The personality changes are very hard for me, though. She struggles with anxiety and depression. She's on meds for both. When she's having a bad day, she takes it out on me and ridicules me. I have noticed that when she talks to certain friends on the phone, her irritation and belittling of me is worse. Her friends ask inappropriate questions about her life and give her financial and medical advice that is completely ill-informed. These friends have not been courteous or kind to me. My mom moved in with me for several years now. The plan has been to move into assisted living, but with the pandemic, that has been put on hold.
There was a seemingly Divine intervention in that my mom accidentally dropped and broke her cellphone. I've not replaced it yet because 1) I limit my trips out of the house in order to remain as safe from the coronavirus as possible. 2) I've noticed that not talking to these friends, my mom is much more pleasant with me. We spend more time together talking, writing songs, gardening, crafting, etc. I FEEL SO MUCH MORE PEACE without her having access to her friends via her cellphone 24/7.
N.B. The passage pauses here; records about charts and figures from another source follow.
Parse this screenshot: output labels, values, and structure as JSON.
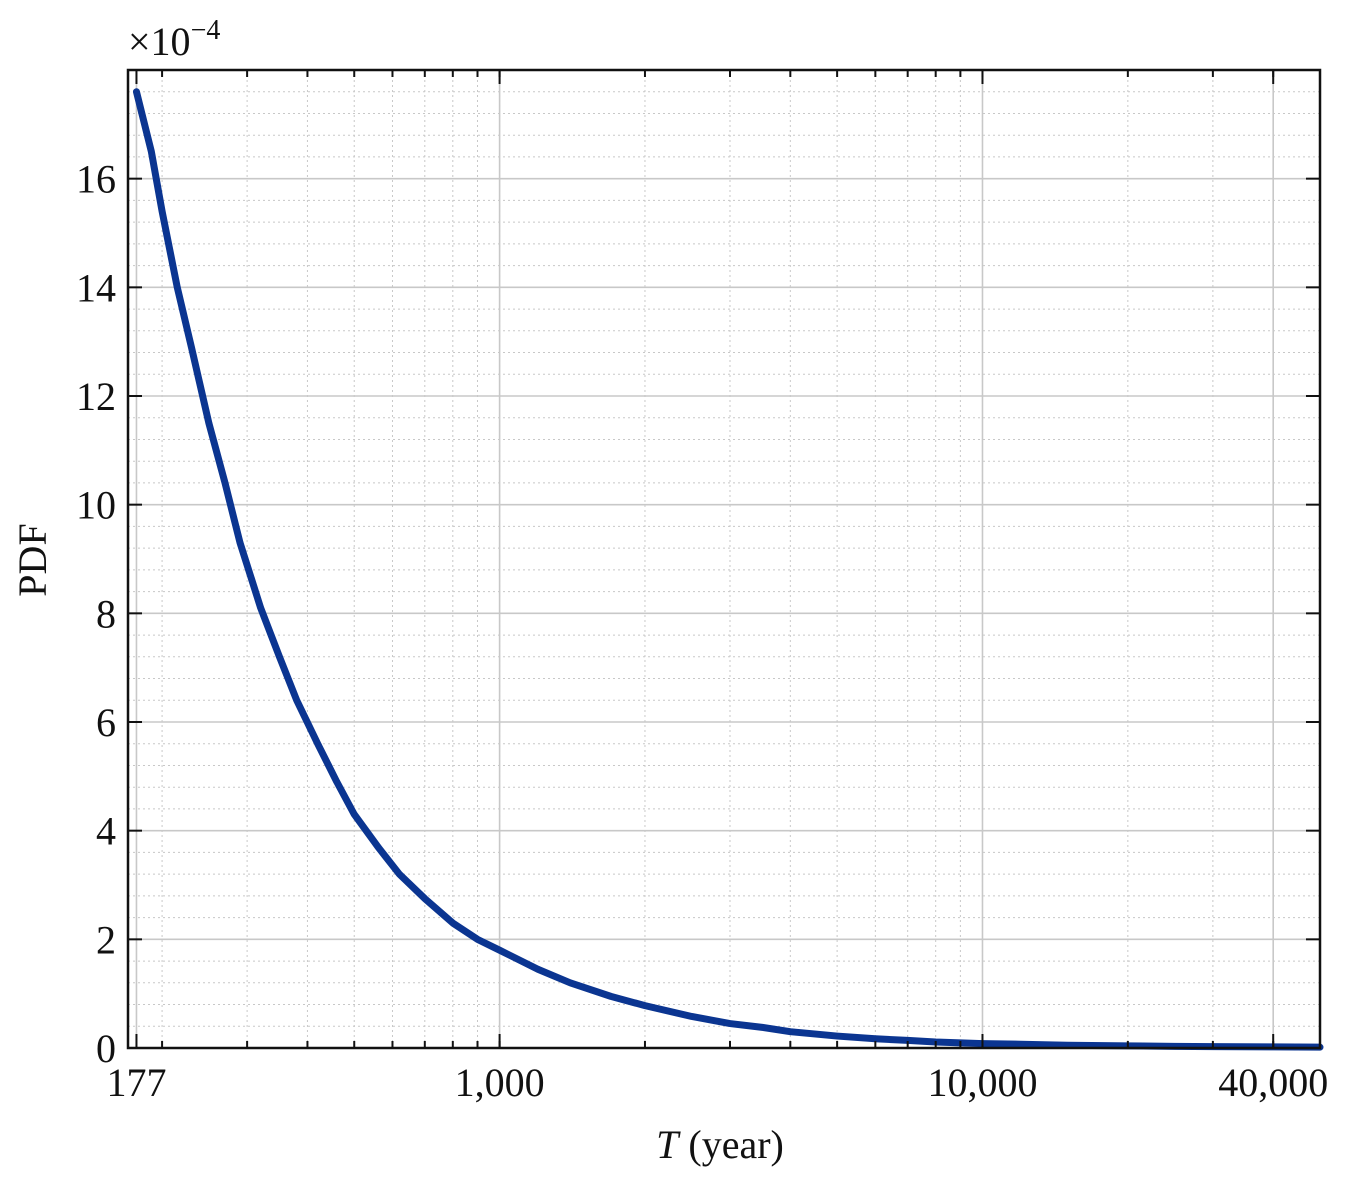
{
  "chart_data": {
    "type": "line",
    "xscale": "log",
    "xlabel_italic": "T",
    "xlabel_rest": " (year)",
    "ylabel": "PDF",
    "y_multiplier_base": "×10",
    "y_multiplier_exp": "−4",
    "xlim": [
      170,
      50000
    ],
    "ylim": [
      0,
      18
    ],
    "xticks": [
      177,
      1000,
      10000,
      40000
    ],
    "xtick_labels": [
      "177",
      "1,000",
      "10,000",
      "40,000"
    ],
    "yticks": [
      0,
      2,
      4,
      6,
      8,
      10,
      12,
      14,
      16
    ],
    "ytick_labels": [
      "0",
      "2",
      "4",
      "6",
      "8",
      "10",
      "12",
      "14",
      "16"
    ],
    "grid": true,
    "series": [
      {
        "color": "#0b3591",
        "x": [
          177,
          190,
          200,
          215,
          230,
          250,
          270,
          290,
          320,
          350,
          380,
          420,
          460,
          500,
          560,
          620,
          700,
          800,
          900,
          1000,
          1200,
          1400,
          1700,
          2000,
          2500,
          3000,
          3500,
          4000,
          5000,
          6000,
          7000,
          8000,
          10000,
          12000,
          15000,
          20000,
          25000,
          30000,
          40000,
          50000
        ],
        "y": [
          17.6,
          16.5,
          15.4,
          14.0,
          12.9,
          11.5,
          10.4,
          9.3,
          8.1,
          7.2,
          6.4,
          5.6,
          4.9,
          4.3,
          3.7,
          3.2,
          2.75,
          2.3,
          2.0,
          1.8,
          1.45,
          1.2,
          0.95,
          0.78,
          0.58,
          0.45,
          0.38,
          0.3,
          0.22,
          0.17,
          0.14,
          0.11,
          0.08,
          0.07,
          0.05,
          0.04,
          0.03,
          0.025,
          0.02,
          0.015
        ]
      }
    ]
  }
}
For my own self care, I don't see a reason why my mom needs to talk to these friends. There are a couple that are very supportive and encouraging. But there are others who vent their anxiety about the pandemic, politics, and who are busy bodies. One friend needed a reference for a job and asked my mom to call that person for them. My mom doesnt have the judgment or ability to figure this out and so it ended up on my plate. I texted them and told them they needed to figure this out on their own. This is just one of more than dozens of examples of how her friends create more work for me because they ask her to do things. Or they give unsolicited advice about money, benefits, etc. and then my mom asks me 100 questions again about her social security, how much money she has, blah blah blah. And I'm caught in a predicament of spending what little self-care time I have to answer, yet again, all her questions about her money and bills. We've been through this many times, she's just unable to remember. And then she get's anxious or depressed about money.
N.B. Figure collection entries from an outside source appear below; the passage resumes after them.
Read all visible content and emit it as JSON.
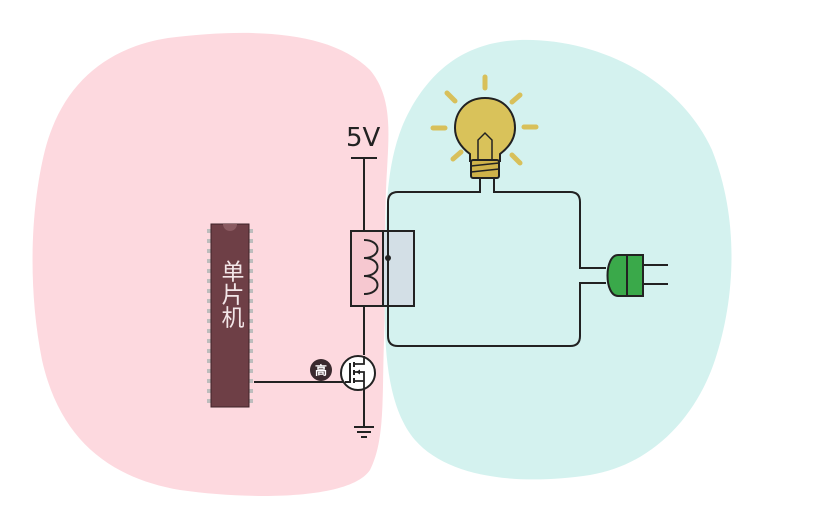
{
  "power": {
    "label": "5V"
  },
  "mcu": {
    "label": "单片机"
  },
  "transistor": {
    "state_label": "高"
  },
  "colors": {
    "control_region": "#fdd9df",
    "load_region": "#d4f2ef",
    "mcu_body": "#6e3f46",
    "bulb": "#d9c25a",
    "bulb_rays": "#d8c05a",
    "plug": "#3aa94a",
    "relay_left": "#f6c8d0",
    "relay_right": "#d3dfe6",
    "badge": "#3a2a2e"
  },
  "icons": {
    "power_source": "5v-terminal-icon",
    "relay": "relay-coil-icon",
    "transistor": "mosfet-icon",
    "ground": "ground-icon",
    "bulb": "light-bulb-icon",
    "plug": "power-plug-icon"
  }
}
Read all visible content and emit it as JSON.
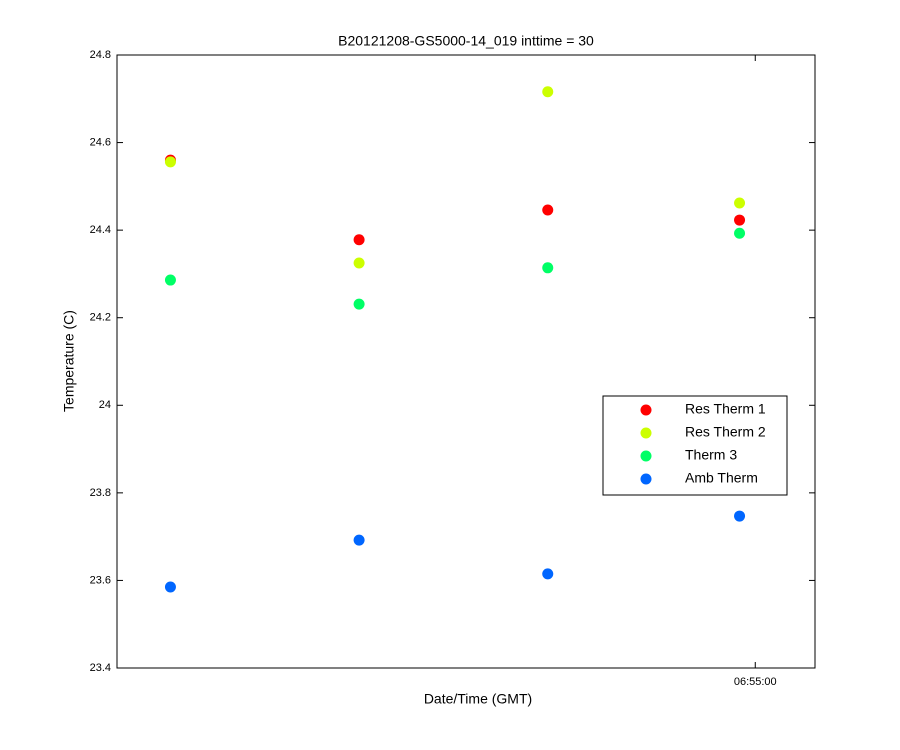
{
  "chart_data": {
    "type": "scatter",
    "title": "B20121208-GS5000-14_019 inttime = 30",
    "x_label": "Date/Time (GMT)",
    "y_label": "Temperature (C)",
    "x": [
      24714,
      24774,
      24834,
      24895
    ],
    "xlim": [
      24697,
      24919
    ],
    "xticks": [
      {
        "value": 24900,
        "label": "06:55:00"
      }
    ],
    "ylim": [
      23.4,
      24.8
    ],
    "yticks": [
      23.4,
      23.6,
      23.8,
      24,
      24.2,
      24.4,
      24.6,
      24.8
    ],
    "legend_position": "right",
    "series": [
      {
        "name": "Res Therm 1",
        "color": "#ff0000",
        "values": [
          24.56,
          24.378,
          24.446,
          24.423
        ]
      },
      {
        "name": "Res Therm 2",
        "color": "#ccff00",
        "values": [
          24.556,
          24.325,
          24.716,
          24.462
        ]
      },
      {
        "name": "Therm 3",
        "color": "#00ff66",
        "values": [
          24.286,
          24.231,
          24.314,
          24.393
        ]
      },
      {
        "name": "Amb Therm",
        "color": "#0066ff",
        "values": [
          23.585,
          23.692,
          23.615,
          23.747
        ]
      }
    ]
  }
}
She lives with me, her little bit of social security covers some of her groceries and supplies she needs. The rest, I cover. When she is able to go into care, more than 75% of it will be paid by me.
I'm tired of her friends. They weren't there for her when she was living in her home. Several years ago, I got a phone call from her and she said she had no groceries. I live 2500 miles away. I couldn't get any help for her. The "friend" that she paid to do errands had left the state for 3 weeks without me knowing. So I called home health agencies to try to get help immediately, and I got a plane ticket for the very next day. I have a lot of resentment about these so called "friends" who weren't there for her when she needed help.
Now she lives with me and it's a lot of work. I'm just now starting to be able to focus on basic self-care such as eating more healthily and cutting down sugar. Her friends are WAY TOO MUCH for me. And they are causing me more problems. They aren't helping at all. They seem to be nosy busybodies who just want to get my mom upset.
Any advice or support is greatly appreciated.